The mylar is only there to provide a smooth surface to cure the FG against and provide some scratch proofing while handling it. The best example I've seen on the forum is the guy who made the Porker (well worth looking over again if you haven't already seen it).
Although some people put FG tissue ( 1 oz scrim) down first I always had trouble handling it so haven't used it after the first messy attempt. I'm sure there are many variations but I put 6ox FG first, wet it out, then graphics ( I use a standard ink jet printer and print on to acid free tissue paper), then peel ply and release film+ breather etc. Peel ply leaves the weave print which helps bonding.

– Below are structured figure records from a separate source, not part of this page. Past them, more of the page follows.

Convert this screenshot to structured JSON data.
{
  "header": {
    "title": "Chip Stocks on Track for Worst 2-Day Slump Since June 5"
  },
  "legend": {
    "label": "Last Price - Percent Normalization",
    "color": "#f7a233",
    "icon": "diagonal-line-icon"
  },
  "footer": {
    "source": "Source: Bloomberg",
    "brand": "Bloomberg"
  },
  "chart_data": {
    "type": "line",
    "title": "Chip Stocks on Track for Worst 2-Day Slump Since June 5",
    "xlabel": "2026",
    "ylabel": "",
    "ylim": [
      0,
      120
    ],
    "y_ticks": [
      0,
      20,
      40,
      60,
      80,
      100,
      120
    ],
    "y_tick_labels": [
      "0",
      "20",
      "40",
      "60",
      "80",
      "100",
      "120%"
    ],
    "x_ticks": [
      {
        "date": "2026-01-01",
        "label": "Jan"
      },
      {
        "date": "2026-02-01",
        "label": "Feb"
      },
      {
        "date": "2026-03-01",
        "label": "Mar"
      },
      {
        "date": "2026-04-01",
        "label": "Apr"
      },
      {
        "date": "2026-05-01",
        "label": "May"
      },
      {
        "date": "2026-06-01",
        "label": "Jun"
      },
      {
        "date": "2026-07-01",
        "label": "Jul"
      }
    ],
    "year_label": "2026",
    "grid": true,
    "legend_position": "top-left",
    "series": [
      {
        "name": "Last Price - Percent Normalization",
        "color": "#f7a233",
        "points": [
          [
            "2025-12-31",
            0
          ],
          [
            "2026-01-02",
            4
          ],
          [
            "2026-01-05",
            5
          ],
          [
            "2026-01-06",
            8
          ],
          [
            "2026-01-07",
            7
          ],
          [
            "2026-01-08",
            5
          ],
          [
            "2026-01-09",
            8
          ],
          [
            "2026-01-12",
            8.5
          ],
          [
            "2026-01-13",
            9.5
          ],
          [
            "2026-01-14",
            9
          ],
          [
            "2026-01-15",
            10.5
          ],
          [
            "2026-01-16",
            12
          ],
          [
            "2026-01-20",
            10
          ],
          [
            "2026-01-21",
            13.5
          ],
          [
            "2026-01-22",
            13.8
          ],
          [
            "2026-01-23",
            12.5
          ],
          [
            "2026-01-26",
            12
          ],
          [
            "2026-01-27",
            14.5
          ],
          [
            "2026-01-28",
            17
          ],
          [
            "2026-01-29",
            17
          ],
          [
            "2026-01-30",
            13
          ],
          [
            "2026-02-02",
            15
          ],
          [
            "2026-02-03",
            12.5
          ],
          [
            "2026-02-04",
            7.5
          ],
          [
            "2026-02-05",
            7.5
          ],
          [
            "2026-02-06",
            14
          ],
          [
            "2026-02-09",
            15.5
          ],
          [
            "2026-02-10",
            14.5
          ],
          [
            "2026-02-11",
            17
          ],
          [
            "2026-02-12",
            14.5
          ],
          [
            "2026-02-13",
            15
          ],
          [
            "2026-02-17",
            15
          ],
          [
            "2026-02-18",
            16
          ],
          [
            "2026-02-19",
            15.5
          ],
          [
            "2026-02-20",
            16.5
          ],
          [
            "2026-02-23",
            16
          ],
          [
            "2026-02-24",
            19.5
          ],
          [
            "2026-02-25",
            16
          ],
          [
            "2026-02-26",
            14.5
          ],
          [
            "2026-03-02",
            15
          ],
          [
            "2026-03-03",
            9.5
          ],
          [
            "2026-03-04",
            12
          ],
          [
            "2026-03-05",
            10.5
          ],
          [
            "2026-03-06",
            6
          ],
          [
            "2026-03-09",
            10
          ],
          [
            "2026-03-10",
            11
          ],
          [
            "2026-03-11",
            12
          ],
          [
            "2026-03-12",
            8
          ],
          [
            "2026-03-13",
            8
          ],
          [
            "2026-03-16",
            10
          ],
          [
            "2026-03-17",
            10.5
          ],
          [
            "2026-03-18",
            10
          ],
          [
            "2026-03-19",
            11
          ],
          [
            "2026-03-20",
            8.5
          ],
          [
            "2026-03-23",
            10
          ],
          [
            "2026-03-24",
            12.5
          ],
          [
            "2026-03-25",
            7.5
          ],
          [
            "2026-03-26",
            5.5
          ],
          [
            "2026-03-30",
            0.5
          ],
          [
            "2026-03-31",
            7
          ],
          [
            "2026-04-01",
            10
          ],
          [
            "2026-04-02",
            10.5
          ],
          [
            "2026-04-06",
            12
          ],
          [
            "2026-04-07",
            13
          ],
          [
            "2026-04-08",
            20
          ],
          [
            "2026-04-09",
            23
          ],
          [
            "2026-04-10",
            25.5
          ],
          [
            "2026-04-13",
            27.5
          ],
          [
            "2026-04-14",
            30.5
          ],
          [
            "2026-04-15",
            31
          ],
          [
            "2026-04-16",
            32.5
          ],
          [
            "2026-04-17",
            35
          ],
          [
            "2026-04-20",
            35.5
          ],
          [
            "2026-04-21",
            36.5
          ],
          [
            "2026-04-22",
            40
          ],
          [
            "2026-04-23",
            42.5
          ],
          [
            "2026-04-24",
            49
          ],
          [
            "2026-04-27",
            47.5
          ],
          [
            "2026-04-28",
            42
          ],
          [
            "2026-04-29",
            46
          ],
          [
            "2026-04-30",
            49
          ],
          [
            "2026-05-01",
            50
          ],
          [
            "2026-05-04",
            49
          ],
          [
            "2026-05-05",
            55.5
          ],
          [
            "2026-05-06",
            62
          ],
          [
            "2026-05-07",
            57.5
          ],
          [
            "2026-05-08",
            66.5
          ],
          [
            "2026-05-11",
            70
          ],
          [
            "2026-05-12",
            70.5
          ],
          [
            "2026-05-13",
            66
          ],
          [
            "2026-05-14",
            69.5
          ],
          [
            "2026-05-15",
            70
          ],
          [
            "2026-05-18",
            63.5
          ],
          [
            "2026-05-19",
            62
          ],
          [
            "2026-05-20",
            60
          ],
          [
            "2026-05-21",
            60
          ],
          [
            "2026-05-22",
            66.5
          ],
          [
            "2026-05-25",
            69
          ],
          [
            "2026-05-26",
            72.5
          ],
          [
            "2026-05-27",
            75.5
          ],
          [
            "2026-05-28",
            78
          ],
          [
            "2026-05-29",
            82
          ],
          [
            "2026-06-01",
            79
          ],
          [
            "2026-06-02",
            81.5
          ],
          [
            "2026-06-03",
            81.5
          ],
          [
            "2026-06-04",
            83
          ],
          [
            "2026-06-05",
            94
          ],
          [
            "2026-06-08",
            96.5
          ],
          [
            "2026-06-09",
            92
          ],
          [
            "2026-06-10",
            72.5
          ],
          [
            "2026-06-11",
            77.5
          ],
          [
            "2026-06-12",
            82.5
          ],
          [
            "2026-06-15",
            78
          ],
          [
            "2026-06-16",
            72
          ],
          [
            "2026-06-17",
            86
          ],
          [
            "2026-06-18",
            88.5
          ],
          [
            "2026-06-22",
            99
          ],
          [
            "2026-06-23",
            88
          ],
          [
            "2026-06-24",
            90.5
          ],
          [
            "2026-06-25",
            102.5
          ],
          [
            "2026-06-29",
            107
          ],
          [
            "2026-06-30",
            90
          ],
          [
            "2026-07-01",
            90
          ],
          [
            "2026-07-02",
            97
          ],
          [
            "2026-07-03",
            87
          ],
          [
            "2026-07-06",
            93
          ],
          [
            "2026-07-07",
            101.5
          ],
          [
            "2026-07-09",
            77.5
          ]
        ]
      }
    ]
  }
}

Excess resin under the impermeable skins is common and in my couple of attempts its added a couple of hundred grams to the weight. If you are still doing a wet layup of the inner layers of ply and then sandwiching it between the pre-cured skins then the best approach is to make sure you have removed as much resin as possible first. A friend of mine who is a yacht builder recommended wet the FG out on a separate table and removing as much excess as possible there and then transferring it across. In some cases they wet it out on a piece of cardboard so that some of the excess drains down through the weave while working it. I've never tried using cardboard so don't know the practical issues of it. Finally, when its transferred across all that remains is to roll out air bubbles.
Also, heat will cause the resin to thin and be more mobile and easier to squeeze out. It will of course also speed up the curing process.